Characterization of Novel Breast Cancer Specific Gene, BCSG1, in Human Breast Cancer Progression

Using differential cDNA sequencing approach, we first identified a breast cancer specific gene, BCSG1, which was expressed abundantly in metastatic breast cancer cDNA library but scarcely in normal breast cDNA library. Interestingly, BCSG1 revealed no homology to any other known growth factors or oncogenes; rather, BCSG1 revealed extensive sequence homology to neurotic proteins of a synuclein and Beta synuclein, and thus was also named as gamma Synuclein (SNCG).
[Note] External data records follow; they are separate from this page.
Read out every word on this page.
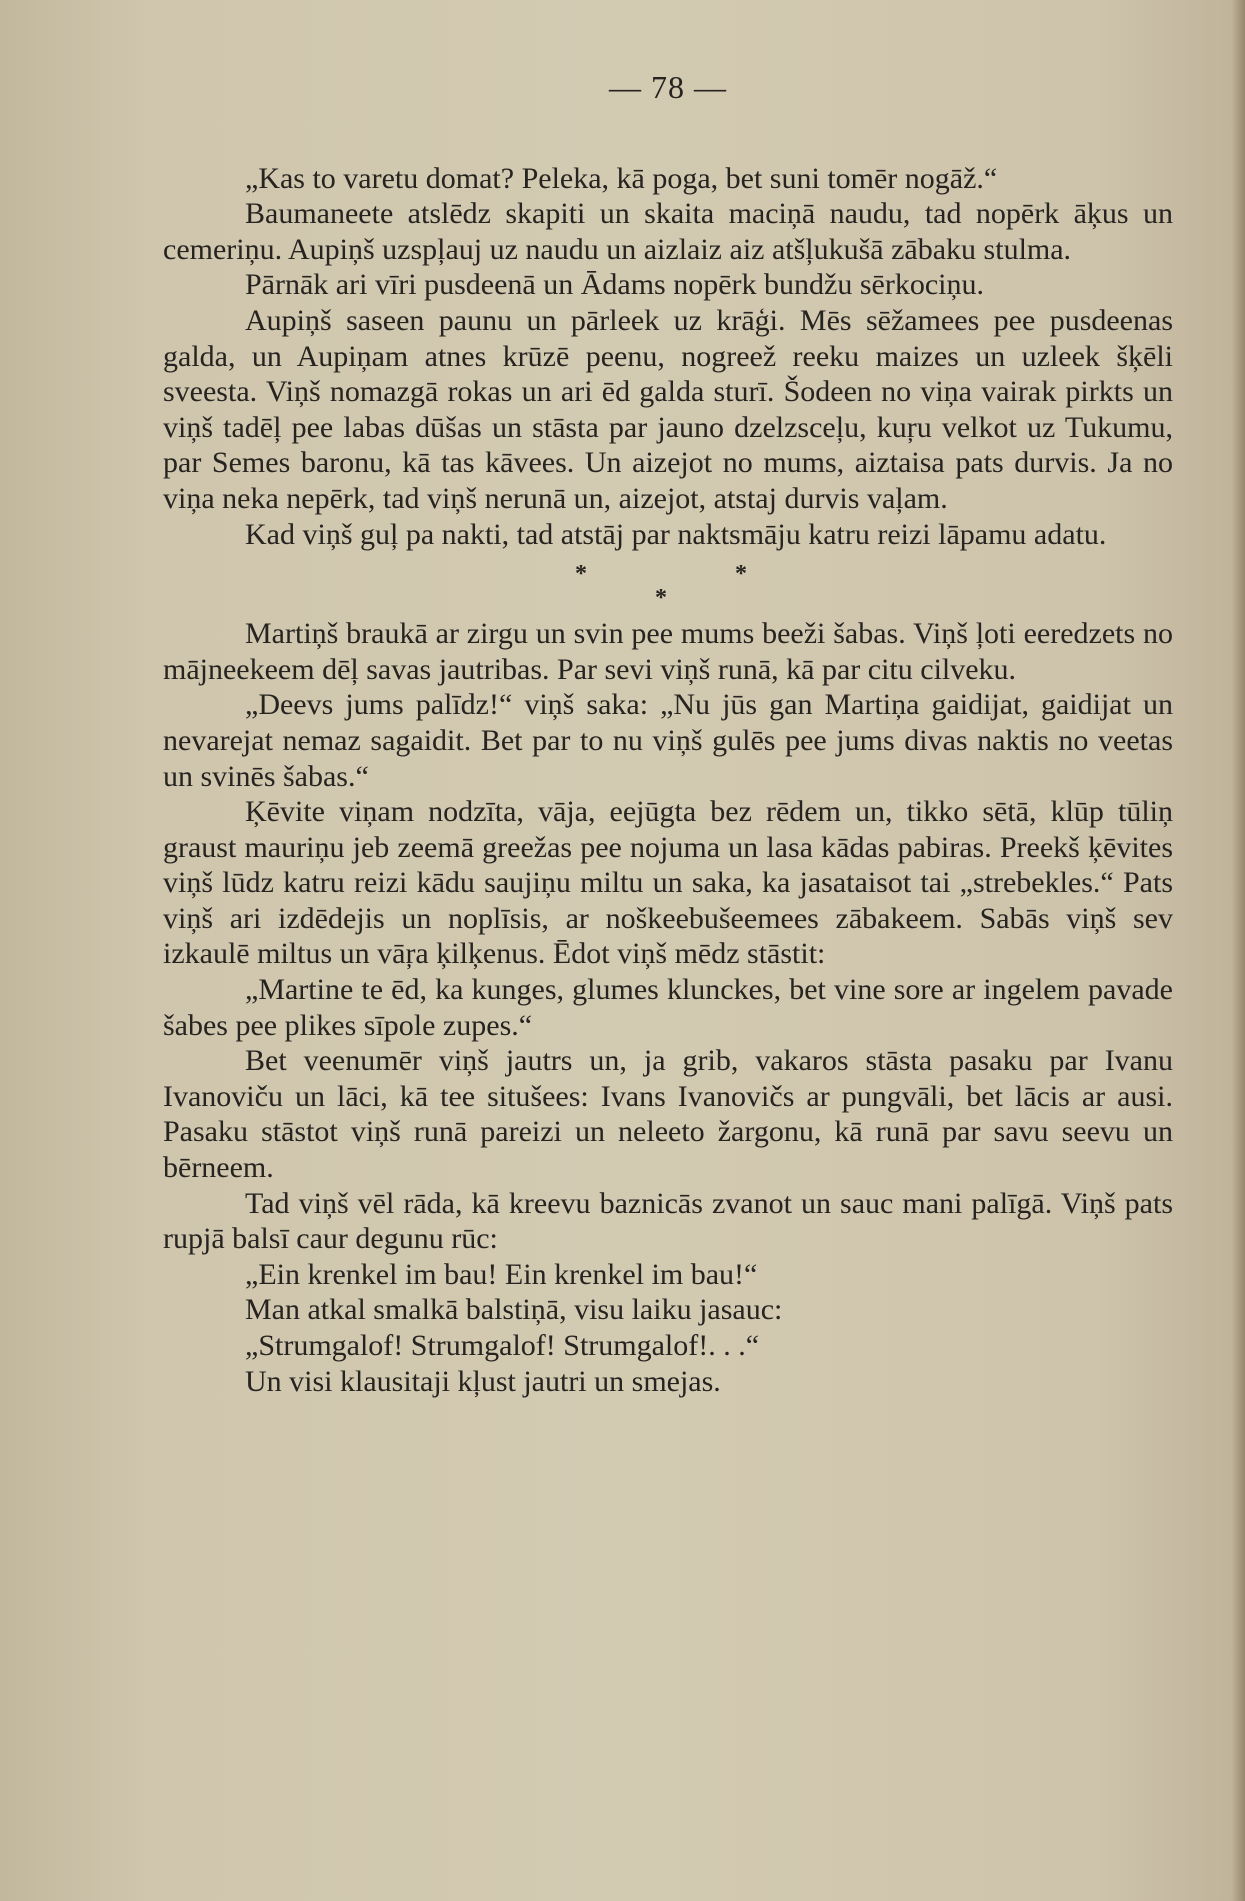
— 78 —

„Kas to varetu domat? Peleka, kā poga, bet suni tomēr nogāž.“

Baumaneete atslēdz skapiti un skaita maciņā naudu, tad nopērk āķus un cemeriņu. Aupiņš uzspļauj uz naudu un aizlaiz aiz atšļukušā zābaku stulma.

Pārnāk ari vīri pusdeenā un Ādams nopērk bundžu sērkociņu.

Aupiņš saseen paunu un pārleek uz krāģi. Mēs sēžamees pee pusdeenas galda, un Aupiņam atnes krūzē peenu, nogreež reeku maizes un uzleek šķēli sveesta. Viņš nomazgā rokas un ari ēd galda sturī. Šodeen no viņa vairak pirkts un viņš tadēļ pee labas dūšas un stāsta par jauno dzelzsceļu, kuŗu velkot uz Tukumu, par Semes baronu, kā tas kāvees. Un aizejot no mums, aiztaisa pats durvis. Ja no viņa neka nepērk, tad viņš nerunā un, aizejot, atstaj durvis vaļam.

Kad viņš guļ pa nakti, tad atstāj par naktsmāju katru reizi lāpamu adatu.

*	*
*

Martiņš braukā ar zirgu un svin pee mums beeži šabas. Viņš ļoti eeredzets no mājneekeem dēļ savas jautribas. Par sevi viņš runā, kā par citu cilveku.

„Deevs jums palīdz!“ viņš saka: „Nu jūs gan Martiņa gaidijat, gaidijat un nevarejat nemaz sagaidit. Bet par to nu viņš gulēs pee jums divas naktis no veetas un svinēs šabas.“

Ķēvite viņam nodzīta, vāja, eejūgta bez rēdem un, tikko sētā, klūp tūliņ graust mauriņu jeb zeemā greežas pee nojuma un lasa kādas pabiras. Preekš ķēvites viņš lūdz katru reizi kādu saujiņu miltu un saka, ka jasataisot tai „strebekles.“ Pats viņš ari izdēdejis un noplīsis, ar noškeebušeemees zābakeem. Sabās viņš sev izkaulē miltus un vāŗa ķilķenus. Ēdot viņš mēdz stāstit:

„Martine te ēd, ka kunges, glumes klunckes, bet vine sore ar ingelem pavade šabes pee plikes sīpole zupes.“

Bet veenumēr viņš jautrs un, ja grib, vakaros stāsta pasaku par Ivanu Ivanoviču un lāci, kā tee situšees: Ivans Ivanovičs ar pungvāli, bet lācis ar ausi. Pasaku stāstot viņš runā pareizi un neleeto žargonu, kā runā par savu seevu un bērneem.

Tad viņš vēl rāda, kā kreevu baznicās zvanot un sauc mani palīgā. Viņš pats rupjā balsī caur degunu rūc:

„Ein krenkel im bau! Ein krenkel im bau!“

Man atkal smalkā balstiņā, visu laiku jasauc:

„Strumgalof! Strumgalof! Strumgalof!. . .“

Un visi klausitaji kļust jautri un smejas.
Synucleins are emerging as a central player in the fundamental neural processes and in the formation of pathologically insoluble deposits characteristic of Alzheimer's (AD) and Parkinson's (PD) diseases. However, synucleins particular SNCG have also been implicated in non-neural diseases particularly in the hormone-responsive cancers of breast and ovary. SNCG expression is highly associated with breast cancer and ovarian cancer progression. In addition, overexpression of SNCG in breast cancer cells significantly stimulated cell growth in vitro and tumor metastasis in vivo. However, the molecular targets of SNCG aberrant expression for breast cancer have not been identified. For the first time, we report a chaperone-like activity of SNCG in stimulating the transcriptional activity of estrogen receptor-a (ER-alpha) in MCF-7 cells. Consistent with the stimulation of ER-alpha, SNCG stimulated the ligand-dependent cell proliferation. Demonstration of the stimulation of ER-alpha signaling as one of the cellular functions of SNCG will have a great impact on the biology of steroid receptors and the pathological role of SNCG on hormone-responsive tumors including breast, ovary, and prostate.